The Clintons stayed together, but out of "anger and hurt" she considered running for governor in 1990, when he presumably would step down to prepare his 1992 presidential campaign. The idea ended after consultant Dick Morris conducted two polls showing she had no independent identity with Arkansas voters and compared her to George Wallace's wife, who ran to succeed him in Alabama -- an analogy that offended her.

By the time Bill Clinton was running for president, Hillary Clinton suggested to Blair that victory would be good for the marriage because her husband's sexual compulsions would be tempered by the White House and the ever-present press corps, Bernstein reports -- a flawed assumption, as it would turn out.

In Bernstein's account, both Clintons went to great lengths to keep the lid on his infidelities.
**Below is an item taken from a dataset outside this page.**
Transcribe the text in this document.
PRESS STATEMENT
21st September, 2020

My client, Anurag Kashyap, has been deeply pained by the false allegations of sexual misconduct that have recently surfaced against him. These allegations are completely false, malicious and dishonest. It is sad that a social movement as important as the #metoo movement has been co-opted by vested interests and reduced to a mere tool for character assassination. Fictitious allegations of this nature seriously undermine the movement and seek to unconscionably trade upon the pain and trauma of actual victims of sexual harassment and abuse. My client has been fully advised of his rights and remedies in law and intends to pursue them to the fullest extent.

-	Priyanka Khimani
At the behest of Wright and Hillary Clinton, two partners with Hillary Clinton at the Rose Law Firm, Webster L. Hubbell and Vincent W. Foster Jr., were hired to represent women named in a lawsuit as having secret affairs with the governor. Hubbell and Foster questioned the women, then obtained signed statements that they never had sex with Bill Clinton. On one occasion, Bernstein reports, Hillary Clinton was present for the questioning.

Bernstein also reports that Bill Clinton, with Morris's help, pressured Wright to issue a false statement denying comments she had made to David Maraniss, a Post reporter, for his book "First in His Class," in which she said Arkansas state troopers had procured women for the governor.

This story of forcing falsehoods into the public arena is apparently what the Post reporters call "occasionally skirting along the edge of the truth."

The important test for the media on these books is whether they (rather traditionally) follow along sheepishly with the "old news" line, or really underline for the public what is new in these books. How many Americans know who Marilyn Jo Jenkins is? Or knew the Clintons were very close to divorce? This is not a "rehash." The train wreck that is the Clinton marriage -- and Hillary's lust-for-power management of her husband's utter lack of self-discipline --  is a nagging (perhaps insurmountable) political problem for her campaign, whether the media plan to acknowledge it or not.